Of course, that's just to get the boy and his balloon basket to gravity-neutral. To fly through the air and cause a helicopter chase, you would need considerably more helium, or considerably less boy/basket than I'd assumed.

So. Results inconclusive. Please feel free to dispute my assumptions/calculations.
Posted by Christin on October 15, 2009 at 2:01 PM
35
Is the lift of helium variable depending on barometric pressure at different altitudes? Ft. Collins says they're at 4984 ft.
Posted by pox on October 15, 2009 at 2:08 PM
i'm pro-science and i vote 36
They are now saying (on CNN) that the boy may have been in a box, or basket, attached to the balloon, and that it may have fallen and crashed to the ground right after take-off.

IF that is possible, that he/the box weren't too heavy to allow balloon to take off. You all know physics better than me
Posted by i'm pro-science and i vote http://home.comcast.net/~theyellowdog/joerepublican.htm on October 15, 2009 at 2:21 PM
37
I didn't see the movie Up, but I do know that the main character takes off in a balloon for an adventure.
Posted by CommonKnowledge on October 15, 2009 at 2:42 PM
38
@ 19 et al.
Was thinking the same thing when I heard that they called the news station before/instead of anyone else.
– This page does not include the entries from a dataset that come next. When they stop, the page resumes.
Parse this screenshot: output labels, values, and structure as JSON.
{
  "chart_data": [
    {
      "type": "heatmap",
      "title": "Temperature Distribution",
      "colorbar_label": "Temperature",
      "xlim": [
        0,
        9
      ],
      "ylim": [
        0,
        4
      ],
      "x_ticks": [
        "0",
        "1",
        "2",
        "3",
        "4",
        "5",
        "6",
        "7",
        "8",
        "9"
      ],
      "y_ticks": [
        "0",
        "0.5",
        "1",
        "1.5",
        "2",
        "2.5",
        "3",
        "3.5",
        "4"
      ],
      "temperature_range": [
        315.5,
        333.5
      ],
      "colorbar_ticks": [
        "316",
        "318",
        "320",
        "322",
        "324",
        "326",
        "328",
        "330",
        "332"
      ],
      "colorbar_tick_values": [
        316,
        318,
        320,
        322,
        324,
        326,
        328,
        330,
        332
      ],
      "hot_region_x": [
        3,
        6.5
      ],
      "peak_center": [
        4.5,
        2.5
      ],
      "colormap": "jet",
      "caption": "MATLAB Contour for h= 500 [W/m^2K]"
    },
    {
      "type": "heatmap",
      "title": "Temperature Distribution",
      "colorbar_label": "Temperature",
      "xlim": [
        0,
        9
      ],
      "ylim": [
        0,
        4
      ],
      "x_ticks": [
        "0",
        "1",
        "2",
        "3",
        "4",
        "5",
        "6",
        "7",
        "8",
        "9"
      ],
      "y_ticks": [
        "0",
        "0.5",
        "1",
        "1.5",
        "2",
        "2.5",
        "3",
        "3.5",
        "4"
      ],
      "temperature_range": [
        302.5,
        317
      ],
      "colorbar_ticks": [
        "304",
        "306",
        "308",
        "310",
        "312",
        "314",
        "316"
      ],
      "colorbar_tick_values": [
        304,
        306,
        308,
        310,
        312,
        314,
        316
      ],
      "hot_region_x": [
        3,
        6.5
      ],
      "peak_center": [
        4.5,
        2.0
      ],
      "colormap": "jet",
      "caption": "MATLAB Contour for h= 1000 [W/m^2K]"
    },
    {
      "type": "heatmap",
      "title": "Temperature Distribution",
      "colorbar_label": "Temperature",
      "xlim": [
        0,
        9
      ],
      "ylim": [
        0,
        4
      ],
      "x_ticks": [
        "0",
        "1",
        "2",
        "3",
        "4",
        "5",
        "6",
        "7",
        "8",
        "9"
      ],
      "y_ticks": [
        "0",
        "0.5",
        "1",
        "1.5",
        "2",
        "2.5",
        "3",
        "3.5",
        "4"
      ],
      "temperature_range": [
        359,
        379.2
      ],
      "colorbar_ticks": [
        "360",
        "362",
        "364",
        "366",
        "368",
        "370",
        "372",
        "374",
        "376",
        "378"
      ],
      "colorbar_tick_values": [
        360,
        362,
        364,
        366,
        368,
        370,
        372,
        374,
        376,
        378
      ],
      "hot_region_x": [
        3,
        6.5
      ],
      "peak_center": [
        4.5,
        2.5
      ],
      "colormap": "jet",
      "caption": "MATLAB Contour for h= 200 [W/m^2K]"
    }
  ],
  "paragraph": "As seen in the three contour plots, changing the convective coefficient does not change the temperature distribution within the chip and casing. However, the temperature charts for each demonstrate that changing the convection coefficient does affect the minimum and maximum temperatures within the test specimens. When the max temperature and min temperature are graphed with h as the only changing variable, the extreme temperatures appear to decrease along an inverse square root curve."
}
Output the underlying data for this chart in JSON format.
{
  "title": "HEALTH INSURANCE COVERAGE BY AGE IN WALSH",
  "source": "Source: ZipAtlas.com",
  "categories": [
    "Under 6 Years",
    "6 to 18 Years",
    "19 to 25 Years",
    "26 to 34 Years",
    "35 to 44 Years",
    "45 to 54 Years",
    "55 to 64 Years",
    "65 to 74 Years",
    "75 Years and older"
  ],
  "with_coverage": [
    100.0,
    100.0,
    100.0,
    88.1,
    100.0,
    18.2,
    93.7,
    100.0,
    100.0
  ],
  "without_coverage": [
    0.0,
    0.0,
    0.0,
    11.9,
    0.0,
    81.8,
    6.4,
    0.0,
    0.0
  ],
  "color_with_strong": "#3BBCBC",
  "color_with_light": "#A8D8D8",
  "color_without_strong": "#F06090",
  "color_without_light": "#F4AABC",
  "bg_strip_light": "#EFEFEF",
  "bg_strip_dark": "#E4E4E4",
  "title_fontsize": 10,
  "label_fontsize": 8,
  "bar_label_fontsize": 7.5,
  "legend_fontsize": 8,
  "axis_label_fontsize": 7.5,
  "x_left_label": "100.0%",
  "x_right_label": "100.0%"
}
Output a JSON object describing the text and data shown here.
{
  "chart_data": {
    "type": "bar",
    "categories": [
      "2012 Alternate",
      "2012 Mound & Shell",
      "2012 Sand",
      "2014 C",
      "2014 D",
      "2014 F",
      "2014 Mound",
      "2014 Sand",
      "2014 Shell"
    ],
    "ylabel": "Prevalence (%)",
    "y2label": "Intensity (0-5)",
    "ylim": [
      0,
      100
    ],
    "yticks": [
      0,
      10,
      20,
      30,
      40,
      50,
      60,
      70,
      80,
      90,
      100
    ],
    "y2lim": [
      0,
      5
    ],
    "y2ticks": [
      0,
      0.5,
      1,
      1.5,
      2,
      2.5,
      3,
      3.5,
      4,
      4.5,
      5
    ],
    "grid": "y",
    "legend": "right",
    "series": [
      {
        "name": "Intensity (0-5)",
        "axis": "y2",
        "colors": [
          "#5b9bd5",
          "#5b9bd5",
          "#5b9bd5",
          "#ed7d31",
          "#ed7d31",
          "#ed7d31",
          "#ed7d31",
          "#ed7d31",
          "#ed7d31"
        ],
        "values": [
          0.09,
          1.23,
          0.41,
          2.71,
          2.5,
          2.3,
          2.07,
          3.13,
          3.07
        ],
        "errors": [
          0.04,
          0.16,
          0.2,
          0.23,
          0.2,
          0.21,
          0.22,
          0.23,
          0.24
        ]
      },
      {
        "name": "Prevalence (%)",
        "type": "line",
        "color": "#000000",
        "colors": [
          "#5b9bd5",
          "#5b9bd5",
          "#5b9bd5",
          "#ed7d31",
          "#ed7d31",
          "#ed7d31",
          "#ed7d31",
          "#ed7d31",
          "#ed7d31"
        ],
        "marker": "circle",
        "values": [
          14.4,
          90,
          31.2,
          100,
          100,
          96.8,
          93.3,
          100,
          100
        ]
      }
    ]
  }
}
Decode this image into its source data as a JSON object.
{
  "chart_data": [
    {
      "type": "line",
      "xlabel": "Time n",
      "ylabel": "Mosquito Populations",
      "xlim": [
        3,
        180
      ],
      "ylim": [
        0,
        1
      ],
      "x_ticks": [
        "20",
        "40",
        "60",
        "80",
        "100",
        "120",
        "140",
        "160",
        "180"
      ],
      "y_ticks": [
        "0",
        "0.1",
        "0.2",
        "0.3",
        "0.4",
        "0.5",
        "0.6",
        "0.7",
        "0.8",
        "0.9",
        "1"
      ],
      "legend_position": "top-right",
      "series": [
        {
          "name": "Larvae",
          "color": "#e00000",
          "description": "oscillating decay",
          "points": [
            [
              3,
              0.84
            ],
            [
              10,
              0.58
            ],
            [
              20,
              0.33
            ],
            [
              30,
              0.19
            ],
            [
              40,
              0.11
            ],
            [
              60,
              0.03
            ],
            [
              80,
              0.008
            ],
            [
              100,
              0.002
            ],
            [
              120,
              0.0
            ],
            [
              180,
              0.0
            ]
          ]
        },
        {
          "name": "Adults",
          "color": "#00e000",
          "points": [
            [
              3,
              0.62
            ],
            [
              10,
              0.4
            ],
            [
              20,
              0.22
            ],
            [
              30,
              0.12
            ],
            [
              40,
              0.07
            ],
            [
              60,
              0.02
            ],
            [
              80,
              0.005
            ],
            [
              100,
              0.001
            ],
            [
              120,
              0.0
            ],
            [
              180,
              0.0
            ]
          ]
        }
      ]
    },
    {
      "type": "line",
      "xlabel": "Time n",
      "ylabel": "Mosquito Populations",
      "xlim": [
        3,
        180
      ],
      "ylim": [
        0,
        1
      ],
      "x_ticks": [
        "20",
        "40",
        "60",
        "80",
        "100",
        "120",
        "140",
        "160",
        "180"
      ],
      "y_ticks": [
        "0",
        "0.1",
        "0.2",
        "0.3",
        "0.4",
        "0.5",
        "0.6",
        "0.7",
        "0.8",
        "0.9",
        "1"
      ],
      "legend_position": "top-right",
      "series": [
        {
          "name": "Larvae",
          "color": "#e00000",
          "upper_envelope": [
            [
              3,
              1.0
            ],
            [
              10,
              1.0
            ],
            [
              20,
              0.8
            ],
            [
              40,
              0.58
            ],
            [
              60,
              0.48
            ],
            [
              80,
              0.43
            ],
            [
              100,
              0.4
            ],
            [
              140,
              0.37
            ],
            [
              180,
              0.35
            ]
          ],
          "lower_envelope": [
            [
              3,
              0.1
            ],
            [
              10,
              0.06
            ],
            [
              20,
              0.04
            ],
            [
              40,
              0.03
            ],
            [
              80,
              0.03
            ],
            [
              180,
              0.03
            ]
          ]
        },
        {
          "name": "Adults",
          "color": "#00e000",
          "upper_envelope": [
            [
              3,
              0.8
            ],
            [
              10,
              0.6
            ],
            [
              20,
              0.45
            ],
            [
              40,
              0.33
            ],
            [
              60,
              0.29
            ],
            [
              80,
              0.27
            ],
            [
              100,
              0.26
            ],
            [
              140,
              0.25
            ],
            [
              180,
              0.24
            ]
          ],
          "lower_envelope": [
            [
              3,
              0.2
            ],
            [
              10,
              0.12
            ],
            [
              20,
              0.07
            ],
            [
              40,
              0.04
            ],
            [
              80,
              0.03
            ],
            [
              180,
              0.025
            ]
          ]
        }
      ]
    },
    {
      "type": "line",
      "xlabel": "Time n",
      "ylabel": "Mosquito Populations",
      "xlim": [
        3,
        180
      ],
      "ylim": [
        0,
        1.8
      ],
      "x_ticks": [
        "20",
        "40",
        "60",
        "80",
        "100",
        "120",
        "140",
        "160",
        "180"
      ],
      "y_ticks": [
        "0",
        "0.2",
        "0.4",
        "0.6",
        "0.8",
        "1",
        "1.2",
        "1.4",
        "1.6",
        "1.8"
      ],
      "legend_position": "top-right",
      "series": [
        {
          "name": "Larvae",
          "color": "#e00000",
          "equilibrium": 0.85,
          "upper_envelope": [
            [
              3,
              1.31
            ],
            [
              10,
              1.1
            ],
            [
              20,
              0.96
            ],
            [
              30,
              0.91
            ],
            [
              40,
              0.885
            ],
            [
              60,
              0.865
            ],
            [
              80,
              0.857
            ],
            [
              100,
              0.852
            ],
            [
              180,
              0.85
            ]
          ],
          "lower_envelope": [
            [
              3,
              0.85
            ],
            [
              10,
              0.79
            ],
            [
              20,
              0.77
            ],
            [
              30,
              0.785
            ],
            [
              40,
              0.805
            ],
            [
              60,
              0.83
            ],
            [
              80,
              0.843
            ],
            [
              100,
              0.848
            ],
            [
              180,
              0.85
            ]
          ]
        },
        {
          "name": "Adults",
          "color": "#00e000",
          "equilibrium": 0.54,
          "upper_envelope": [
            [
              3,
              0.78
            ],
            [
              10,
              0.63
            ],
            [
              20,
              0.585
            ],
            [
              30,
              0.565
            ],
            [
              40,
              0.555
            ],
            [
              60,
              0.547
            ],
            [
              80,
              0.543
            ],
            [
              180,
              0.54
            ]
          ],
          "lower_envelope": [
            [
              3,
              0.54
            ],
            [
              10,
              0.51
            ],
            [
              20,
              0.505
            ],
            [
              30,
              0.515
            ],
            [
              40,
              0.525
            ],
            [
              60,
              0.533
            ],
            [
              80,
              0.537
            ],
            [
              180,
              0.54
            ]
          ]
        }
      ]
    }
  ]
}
Do parents think to call the news first when theres a situation?
Hope I'm wrong, but...
Posted by awaywego on October 15, 2009 at 2:44 PM
39
You fucking killed your kid, asshole. Good work.

I hope you rot in jail for a good, long time. Involuntary manslaughter can carry one hell of a sentence in Colorado.
Posted by but for on October 15, 2009 at 2:45 PM
40
actually, I hope I'm right so the kid's still alive...
Posted by awaywego on October 15, 2009 at 2:46 PM
nicholaus 41
@38 I hadn't heard that their first call was to the media, but if that is true, it's not detracting from my theory.
Posted by nicholaus on October 15, 2009 at 2:56 PM
Big_K 42
Found hiding in the garage. Publicity stunt by crazy family is my call.
Posted by Big_K on October 15, 2009 at 3:19 PM
43
In a box, in the attic, not dead.

Eh, they might be asshats, but at least the poor kid's alive.